Because IAM rejected or abandoned Carter’s claim, the statute of limitations began to run
once Carter knew or should have known that IAM breached its duty to fairly represent his
interests. Each of Carter’s five grievances filed with IAM followed disciplinary action that Spirit
took against Carter for his failure to notify his supervisors before he missed work. Carter was
first given a verbal warning, then he was suspended twice, and eventually he was fired. The four
grievances that were closed in Spirit’s November 17, 2015 letter include those that were made in
response to Carter’s suspensions and firing. The December 12, 2014 grievance—which Carter
claims is still open—was made in response to the first verbal warning Spirit gave Carter.
If IAM breached its duty to fairly represent Carter, then Carter should have known that
the breach occurred based on the November 17, 2015 letter. IAM made it clear the union would
not pursue Carter’s grievances that were made in response to Carter’s suspension and firing.
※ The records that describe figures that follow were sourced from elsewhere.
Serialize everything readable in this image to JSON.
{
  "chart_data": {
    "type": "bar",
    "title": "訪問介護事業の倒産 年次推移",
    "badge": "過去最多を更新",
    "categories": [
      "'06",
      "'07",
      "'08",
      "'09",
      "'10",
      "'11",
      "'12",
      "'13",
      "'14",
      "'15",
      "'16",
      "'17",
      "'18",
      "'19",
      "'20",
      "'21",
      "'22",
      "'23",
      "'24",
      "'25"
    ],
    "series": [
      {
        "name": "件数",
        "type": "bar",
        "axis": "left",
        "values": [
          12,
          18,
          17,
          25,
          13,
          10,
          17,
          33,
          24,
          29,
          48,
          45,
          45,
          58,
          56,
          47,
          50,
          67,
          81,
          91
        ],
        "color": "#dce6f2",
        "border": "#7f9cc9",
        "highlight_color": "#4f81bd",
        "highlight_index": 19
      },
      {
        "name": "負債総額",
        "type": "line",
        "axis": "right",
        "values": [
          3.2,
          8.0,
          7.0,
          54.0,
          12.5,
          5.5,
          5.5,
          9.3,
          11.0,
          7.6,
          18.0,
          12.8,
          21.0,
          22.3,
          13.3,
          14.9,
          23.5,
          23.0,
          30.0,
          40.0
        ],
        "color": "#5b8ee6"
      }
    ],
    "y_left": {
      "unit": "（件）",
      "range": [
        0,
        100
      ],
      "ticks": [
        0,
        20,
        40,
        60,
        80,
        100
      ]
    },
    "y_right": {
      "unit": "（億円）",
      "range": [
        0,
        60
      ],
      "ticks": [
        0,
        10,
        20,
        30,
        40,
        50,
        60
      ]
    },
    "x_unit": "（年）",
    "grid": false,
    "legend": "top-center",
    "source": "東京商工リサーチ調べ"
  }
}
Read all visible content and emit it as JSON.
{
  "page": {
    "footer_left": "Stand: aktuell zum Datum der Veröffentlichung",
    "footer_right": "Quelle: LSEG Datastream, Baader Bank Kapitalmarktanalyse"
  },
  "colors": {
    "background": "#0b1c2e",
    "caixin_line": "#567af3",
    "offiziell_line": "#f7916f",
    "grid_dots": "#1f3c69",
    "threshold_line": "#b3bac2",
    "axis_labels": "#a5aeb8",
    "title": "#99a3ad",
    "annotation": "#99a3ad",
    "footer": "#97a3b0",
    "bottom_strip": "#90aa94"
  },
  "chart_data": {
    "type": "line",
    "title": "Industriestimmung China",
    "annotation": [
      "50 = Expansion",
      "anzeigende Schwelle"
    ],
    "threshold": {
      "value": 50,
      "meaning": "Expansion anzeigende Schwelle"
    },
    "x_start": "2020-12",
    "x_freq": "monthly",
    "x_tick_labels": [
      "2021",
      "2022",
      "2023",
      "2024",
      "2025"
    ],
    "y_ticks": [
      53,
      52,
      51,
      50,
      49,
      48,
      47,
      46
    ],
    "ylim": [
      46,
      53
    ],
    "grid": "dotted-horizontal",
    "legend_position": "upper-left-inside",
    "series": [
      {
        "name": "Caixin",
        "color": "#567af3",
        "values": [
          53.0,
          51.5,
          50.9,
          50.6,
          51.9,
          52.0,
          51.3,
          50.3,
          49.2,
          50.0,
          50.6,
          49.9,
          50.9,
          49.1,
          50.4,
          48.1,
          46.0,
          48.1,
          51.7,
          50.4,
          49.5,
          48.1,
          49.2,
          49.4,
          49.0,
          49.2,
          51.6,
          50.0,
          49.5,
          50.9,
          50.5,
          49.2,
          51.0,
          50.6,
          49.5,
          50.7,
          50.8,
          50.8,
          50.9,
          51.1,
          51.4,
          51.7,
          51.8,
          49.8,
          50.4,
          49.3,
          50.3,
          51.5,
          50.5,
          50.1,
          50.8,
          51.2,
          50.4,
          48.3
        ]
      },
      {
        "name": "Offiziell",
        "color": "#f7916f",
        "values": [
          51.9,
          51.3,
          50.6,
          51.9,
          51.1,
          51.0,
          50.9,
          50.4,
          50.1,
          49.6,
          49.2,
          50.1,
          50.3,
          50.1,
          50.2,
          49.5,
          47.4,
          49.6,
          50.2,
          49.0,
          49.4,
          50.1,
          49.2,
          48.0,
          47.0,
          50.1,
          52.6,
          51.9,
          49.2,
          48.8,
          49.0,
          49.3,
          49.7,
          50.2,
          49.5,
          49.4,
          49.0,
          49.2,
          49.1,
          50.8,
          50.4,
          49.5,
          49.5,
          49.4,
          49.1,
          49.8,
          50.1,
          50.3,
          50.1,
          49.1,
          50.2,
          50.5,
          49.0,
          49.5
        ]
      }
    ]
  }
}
Spirit’s verbal warning to Carter was for the same conduct—tardiness and absenteeism—that
resulted in Carter’s more serious subsequent discipline. Although the November 17. 2015 did
not specifically address Carter’s December 12, 2014 grievance, the letter is clear that IAM would
not be taking further action in support of Carter’s complaint against the company. Therefore, the
six-month statute of limitations began to run on November 17, 2015 when Carter knew or should
have known that IAM breached its duty of fair representation. Carter brought his suit after the
statute of limitations had lapsed, so Carter’s hybrid § 301 claim against Spirit is also dismissed.
The Court denies Carter’s motion for leave to file a second amended complaint because
Carter did not comply with the Court’s local rules when he failed to attach a copy of his
proposed pleading and because Carter’s proposed amendments would be futile. To clarify the
scope of the Court’s order striking Carter’s surreply, the Court did consider Carter’s “statement
of uncontroverted facts” before ruling on Carter’s motion to amend. The Court denies as moot
Spirit’s request for leave to file a surreply addressing Carter’s statement of facts. Lastly, the
Court grants Spirit’s partial motion dismiss: Carter’s hybrid § 301 claim and his ADA claim
arising out of his 2014 EEOC charge are barred by the statute of limitations, and Carter’s claims
under the Kansas Workers’ Compensation Act and K.S.A. 60-1009 are dismissed for failing to
state a claim.
IT IS THEREFORE ORDERED that Carter’s Motion to Amend his First Amended
Complaint (Doc. 34) is DENIED.
IT IS FURTHER ORDERED that Spirit’s Partial Motion Dismiss Pursuant to Fed. R.
Civ. P. 12(b)(6) (Doc. 23) is GRANTED.
IT IS FURTHER ORDERED that Spirit’s Motion for Leave to file a Surreply (Doc. 54)
IT IS SO ORDERED.
Dated this 27th day of October, 2017.